README.md in fluent-plugin-viaq_data_model-0.0.5 vs README.md in fluent-plugin-viaq_data_model-0.0.6

- old
+ new

@@ -27,10 +27,35 @@
 
 You cannot set the `@timestamp` field in a Fluentd `record_transformer` filter.
 The plugin allows you to use some other field e.g. `time` and have that "moved"
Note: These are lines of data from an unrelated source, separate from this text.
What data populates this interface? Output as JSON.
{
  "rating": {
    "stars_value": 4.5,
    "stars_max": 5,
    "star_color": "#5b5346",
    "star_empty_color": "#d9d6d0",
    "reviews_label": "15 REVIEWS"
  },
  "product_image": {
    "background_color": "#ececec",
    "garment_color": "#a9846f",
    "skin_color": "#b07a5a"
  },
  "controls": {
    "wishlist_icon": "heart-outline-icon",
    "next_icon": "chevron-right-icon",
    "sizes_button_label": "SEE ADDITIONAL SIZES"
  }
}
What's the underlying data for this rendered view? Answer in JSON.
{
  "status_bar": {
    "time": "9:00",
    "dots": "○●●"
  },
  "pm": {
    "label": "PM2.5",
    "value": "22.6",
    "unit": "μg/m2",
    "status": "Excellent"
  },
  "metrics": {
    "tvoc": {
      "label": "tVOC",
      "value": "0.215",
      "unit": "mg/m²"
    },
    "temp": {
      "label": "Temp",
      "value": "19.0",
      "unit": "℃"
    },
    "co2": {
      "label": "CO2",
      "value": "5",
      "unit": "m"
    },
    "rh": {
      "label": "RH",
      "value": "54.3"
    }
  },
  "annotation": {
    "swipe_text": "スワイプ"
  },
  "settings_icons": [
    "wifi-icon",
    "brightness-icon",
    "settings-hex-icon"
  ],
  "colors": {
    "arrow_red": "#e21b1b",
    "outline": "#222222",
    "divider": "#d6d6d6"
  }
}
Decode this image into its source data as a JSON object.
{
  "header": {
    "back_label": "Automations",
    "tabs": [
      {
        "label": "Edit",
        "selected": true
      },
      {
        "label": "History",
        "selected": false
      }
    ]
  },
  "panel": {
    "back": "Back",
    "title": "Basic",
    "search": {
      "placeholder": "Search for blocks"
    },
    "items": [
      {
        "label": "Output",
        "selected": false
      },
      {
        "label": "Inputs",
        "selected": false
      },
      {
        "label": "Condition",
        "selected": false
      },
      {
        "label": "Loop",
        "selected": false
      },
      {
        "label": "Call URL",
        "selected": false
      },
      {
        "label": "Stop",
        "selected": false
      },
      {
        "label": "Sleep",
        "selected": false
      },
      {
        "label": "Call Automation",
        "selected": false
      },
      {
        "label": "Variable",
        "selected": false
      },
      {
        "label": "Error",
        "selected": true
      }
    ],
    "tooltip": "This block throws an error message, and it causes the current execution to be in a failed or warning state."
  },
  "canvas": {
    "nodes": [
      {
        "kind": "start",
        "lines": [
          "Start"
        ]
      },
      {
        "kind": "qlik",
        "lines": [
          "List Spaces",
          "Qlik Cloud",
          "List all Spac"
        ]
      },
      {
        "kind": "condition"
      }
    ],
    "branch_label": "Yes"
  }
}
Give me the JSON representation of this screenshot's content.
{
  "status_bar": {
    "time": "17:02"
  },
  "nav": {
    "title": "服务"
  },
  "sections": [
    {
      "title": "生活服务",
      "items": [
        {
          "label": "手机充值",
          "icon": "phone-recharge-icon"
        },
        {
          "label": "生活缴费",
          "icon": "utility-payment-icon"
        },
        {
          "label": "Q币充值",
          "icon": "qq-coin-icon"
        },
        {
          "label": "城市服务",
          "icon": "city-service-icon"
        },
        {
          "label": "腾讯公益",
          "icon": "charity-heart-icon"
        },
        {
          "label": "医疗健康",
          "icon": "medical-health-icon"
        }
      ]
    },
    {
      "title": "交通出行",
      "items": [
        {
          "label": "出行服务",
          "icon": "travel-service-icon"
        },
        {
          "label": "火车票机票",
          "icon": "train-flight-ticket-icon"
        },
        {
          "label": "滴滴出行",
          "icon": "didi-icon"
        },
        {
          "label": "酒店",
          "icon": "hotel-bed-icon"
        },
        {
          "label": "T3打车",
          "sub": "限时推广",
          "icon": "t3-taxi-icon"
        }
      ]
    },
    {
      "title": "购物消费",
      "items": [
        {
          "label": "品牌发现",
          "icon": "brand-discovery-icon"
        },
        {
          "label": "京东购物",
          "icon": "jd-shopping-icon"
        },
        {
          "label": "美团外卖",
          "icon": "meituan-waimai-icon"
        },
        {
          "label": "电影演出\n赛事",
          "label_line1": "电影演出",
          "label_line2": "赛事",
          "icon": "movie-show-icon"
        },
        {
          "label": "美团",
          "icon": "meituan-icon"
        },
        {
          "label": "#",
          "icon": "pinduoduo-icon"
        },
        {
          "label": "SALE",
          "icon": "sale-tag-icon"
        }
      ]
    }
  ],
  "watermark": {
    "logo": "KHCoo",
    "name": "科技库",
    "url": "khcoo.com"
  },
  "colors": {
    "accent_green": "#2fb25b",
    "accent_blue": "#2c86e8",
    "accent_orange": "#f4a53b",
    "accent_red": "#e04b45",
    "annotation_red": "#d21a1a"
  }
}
 to a top level field called `@timestamp`.
 
+* Converts systemd and json-file logs to ViaQ data model format
+
+Doing this conversion in a `record_transformer` with embedded ruby code is very
+resource intensive.  The ViaQ plugin can convert common input formats such as
+Kubernetes `json-file`, `/var/log/messages`, and systemd `journald` into their
+corresponding ViaQ `_default_`, `systemd`, `kubernetes`, and
+`pipeline_metadata` namespaced fields.  The `pipeline_metadata` will be added
+to all records, regardless of tag.  Use the `pipeline_type` parameter to
+specify which part of the pipeline this is, `collector` or `normalizer`.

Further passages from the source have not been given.